Anti-racism training required for nurses
Anti-discriminatory education and training in the nursing workforce urgently needs to be introduced, particularly for child health nurses.
A Flinders University study, published by the Journal of Advanced Nursing, found that child health nurses often feel they’re ill equipped to challenge structural racism.
Lead researcher Associate Professor Julian Grant from Flinders University’s College of Nursing and Health Sciences said child health nurses are often the ones identifying racism or potential racism in service delivery but are often not given the education and training needed to help them counter racism in practice.
Dr Grant said the study of 31 child health nurses across five groups in South Australia focused on how child health nurses understood and made sense of racism and how they worked with racism in their everyday practice with Aboriginal peoples, migrants and refugees.
“For example, some felt that their actual practice was racist because they were not supported by the organisation to support families with culturally appropriate practices such as co-sleeping. They felt that this made their practice racist by not being able to support parent/family choices.
“We also found that there was a lot of misunderstanding about what racism actually was,” Dr Grant said.
“Many child health nurses did not recognise that their personal beliefs and values directly impacted on the care they provided for families.

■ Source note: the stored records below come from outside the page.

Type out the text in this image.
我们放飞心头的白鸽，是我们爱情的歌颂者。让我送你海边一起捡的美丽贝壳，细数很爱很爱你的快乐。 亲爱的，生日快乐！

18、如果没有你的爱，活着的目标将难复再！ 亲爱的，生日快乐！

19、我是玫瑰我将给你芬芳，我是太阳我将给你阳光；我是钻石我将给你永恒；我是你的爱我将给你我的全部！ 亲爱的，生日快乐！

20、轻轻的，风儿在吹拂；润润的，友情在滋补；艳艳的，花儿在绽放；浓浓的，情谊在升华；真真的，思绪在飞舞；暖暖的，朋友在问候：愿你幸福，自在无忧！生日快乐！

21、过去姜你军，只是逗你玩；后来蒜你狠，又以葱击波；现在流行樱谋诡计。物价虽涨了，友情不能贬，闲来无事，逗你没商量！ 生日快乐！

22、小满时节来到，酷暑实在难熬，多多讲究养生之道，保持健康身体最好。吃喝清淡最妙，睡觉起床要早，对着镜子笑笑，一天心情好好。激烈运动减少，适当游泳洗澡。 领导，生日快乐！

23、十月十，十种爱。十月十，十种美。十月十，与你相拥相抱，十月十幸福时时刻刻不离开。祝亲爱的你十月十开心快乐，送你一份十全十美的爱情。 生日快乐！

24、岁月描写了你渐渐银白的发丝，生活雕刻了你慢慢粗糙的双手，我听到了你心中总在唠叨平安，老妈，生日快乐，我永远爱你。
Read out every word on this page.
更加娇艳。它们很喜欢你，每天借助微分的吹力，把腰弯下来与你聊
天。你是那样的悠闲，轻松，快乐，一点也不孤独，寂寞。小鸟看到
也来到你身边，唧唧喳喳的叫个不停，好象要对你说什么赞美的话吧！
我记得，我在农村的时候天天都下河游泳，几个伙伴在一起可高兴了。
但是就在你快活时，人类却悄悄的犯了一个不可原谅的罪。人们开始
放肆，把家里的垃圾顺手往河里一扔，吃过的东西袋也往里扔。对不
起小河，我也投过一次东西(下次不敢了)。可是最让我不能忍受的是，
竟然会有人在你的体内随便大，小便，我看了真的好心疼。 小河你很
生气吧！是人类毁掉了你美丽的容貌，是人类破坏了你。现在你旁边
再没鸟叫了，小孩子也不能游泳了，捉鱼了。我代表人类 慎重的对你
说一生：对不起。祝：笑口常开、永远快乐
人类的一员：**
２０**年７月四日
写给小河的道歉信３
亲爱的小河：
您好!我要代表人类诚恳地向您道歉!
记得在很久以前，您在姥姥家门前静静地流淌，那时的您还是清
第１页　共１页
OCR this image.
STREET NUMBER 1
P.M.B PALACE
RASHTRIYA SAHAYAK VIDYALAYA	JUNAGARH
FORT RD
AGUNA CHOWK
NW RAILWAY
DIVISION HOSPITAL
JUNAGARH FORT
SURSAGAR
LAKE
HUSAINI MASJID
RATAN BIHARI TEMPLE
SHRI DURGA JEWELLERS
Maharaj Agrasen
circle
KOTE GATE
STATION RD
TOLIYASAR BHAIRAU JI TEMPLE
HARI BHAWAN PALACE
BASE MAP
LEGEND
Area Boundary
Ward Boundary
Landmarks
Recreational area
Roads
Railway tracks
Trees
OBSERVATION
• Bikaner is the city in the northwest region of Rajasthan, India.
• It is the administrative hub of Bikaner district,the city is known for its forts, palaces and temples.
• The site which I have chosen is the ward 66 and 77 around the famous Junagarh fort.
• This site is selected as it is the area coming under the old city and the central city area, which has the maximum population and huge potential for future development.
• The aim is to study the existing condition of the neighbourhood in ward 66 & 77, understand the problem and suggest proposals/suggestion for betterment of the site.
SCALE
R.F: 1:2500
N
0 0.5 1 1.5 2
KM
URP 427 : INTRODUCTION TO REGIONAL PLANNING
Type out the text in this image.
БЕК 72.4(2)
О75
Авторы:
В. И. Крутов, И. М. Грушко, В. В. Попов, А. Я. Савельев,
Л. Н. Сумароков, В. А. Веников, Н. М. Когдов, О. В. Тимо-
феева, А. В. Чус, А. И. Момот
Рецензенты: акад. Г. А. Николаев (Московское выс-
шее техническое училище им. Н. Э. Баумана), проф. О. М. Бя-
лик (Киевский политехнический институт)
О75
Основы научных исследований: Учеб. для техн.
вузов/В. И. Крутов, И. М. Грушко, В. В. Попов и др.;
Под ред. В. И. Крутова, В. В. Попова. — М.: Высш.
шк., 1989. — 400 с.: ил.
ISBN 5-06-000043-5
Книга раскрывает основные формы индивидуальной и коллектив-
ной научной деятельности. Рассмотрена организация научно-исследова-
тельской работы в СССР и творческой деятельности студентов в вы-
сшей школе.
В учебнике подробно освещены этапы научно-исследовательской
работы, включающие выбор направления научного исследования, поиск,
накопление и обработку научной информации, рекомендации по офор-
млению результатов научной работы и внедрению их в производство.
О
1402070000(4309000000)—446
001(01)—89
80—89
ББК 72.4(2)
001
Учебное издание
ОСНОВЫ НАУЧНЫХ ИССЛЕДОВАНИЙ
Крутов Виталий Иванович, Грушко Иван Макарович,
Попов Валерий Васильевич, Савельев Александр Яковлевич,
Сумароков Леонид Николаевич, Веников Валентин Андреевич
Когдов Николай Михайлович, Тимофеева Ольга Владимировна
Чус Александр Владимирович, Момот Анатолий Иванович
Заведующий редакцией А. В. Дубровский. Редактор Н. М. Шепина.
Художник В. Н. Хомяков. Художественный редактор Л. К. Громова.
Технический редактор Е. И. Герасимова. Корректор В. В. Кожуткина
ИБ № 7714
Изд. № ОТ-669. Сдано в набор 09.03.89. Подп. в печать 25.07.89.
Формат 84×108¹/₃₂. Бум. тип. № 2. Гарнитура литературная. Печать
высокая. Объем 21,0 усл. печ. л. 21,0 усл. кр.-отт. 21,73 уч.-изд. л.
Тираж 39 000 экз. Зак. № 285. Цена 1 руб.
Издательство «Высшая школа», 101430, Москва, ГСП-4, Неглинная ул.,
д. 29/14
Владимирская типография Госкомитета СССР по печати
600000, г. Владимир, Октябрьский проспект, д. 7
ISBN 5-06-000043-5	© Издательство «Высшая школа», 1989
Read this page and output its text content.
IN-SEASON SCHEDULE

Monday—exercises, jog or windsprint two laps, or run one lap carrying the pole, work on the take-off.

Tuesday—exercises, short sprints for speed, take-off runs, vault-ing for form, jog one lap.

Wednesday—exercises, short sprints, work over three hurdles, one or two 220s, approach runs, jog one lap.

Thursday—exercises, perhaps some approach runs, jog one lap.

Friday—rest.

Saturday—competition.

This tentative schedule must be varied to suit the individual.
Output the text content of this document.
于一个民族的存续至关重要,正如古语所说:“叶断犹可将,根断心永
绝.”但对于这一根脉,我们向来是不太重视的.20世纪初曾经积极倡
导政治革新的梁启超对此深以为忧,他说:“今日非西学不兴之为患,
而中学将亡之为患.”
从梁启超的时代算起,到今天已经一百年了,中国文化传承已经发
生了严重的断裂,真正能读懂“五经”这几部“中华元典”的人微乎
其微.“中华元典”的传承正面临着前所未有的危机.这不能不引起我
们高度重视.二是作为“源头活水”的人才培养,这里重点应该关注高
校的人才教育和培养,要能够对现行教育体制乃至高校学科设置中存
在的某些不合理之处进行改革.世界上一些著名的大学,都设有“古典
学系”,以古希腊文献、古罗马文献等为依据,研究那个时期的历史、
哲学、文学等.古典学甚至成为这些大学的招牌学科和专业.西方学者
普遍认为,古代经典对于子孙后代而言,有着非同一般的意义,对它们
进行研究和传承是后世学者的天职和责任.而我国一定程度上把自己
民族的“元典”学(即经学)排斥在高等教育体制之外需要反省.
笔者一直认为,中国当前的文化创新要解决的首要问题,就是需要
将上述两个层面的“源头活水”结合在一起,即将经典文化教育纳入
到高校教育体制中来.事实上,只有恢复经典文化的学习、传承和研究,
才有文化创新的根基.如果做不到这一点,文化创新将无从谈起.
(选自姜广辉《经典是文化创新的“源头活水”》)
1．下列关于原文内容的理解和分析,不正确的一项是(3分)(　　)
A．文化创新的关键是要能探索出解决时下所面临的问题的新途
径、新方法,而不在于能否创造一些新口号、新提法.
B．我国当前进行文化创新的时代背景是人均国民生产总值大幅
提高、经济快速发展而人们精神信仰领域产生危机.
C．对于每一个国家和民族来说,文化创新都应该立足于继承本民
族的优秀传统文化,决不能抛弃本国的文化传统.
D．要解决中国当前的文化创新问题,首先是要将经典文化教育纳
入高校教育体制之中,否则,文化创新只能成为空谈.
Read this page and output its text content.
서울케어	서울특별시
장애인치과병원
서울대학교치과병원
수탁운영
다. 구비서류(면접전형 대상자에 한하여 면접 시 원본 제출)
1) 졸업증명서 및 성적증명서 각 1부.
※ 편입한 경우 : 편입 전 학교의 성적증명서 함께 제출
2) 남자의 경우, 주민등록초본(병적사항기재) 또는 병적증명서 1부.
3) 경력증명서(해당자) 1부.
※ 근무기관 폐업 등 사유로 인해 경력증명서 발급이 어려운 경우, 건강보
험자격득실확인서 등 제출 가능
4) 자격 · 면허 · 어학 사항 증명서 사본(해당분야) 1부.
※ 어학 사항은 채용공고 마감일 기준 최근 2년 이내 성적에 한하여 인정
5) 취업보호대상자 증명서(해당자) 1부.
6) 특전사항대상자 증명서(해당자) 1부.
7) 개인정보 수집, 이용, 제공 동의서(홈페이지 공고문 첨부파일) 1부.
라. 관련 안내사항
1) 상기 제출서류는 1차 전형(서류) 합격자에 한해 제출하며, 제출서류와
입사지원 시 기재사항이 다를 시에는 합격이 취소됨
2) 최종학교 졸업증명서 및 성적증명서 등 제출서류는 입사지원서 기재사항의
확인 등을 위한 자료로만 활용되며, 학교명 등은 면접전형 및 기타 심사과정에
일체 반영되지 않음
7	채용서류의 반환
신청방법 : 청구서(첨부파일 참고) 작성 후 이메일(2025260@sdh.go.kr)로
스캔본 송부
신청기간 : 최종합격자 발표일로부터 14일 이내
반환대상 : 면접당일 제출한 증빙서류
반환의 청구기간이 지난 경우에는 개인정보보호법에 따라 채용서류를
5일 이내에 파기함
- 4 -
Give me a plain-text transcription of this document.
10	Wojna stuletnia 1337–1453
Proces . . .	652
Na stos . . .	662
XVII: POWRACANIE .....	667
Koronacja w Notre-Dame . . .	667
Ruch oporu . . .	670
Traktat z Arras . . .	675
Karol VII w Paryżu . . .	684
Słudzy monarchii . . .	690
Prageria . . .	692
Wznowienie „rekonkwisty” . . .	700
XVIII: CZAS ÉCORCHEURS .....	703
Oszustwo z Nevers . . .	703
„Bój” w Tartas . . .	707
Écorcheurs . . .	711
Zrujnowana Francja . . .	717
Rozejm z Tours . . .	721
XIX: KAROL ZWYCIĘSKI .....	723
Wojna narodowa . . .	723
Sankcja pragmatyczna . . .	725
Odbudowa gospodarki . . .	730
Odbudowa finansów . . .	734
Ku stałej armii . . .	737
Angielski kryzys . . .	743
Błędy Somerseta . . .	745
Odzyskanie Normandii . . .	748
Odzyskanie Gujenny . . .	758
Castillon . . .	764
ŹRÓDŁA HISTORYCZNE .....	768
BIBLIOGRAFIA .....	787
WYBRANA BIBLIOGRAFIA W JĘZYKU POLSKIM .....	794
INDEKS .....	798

“They are all hard-working child health nurses who are doing the best with the knowledge they have. The main issue is that they (and most other health professionals) need education and tangible strategies to counter racism in practice,” Dr Grant said.
Child health nurses are community child health nurses who in SA mostly work for the Child and Family Health Service (CaFHS).
There has been little research to explore health professionals’ understanding of racism in health care, and how they manage it in practice. This study explored how nurses make sense of racism in practice and contribute to ensuring that children from diverse racial and ethnic backgrounds do not accumulate further disadvantage in their lives through culturally unsafe healthcare practice.
The five focus group discussions with 31 maternal, child and family health nurses working across metropolitan South Australia involved clinicians representing the core professional group working with infants and families in the first years of life.
“Child health nurses work extremely hard to partner with the families with whom they work, but their practice is sometimes compromised because the frameworks used in their primary education is outdated. These results show that we urgently need interactive and sustained anti-racist education in pre-service, graduate and workplace education,” Dr Grant said.
“Most importantly, we need further research to find out what anti-racist approaches work best for Australian children and families.”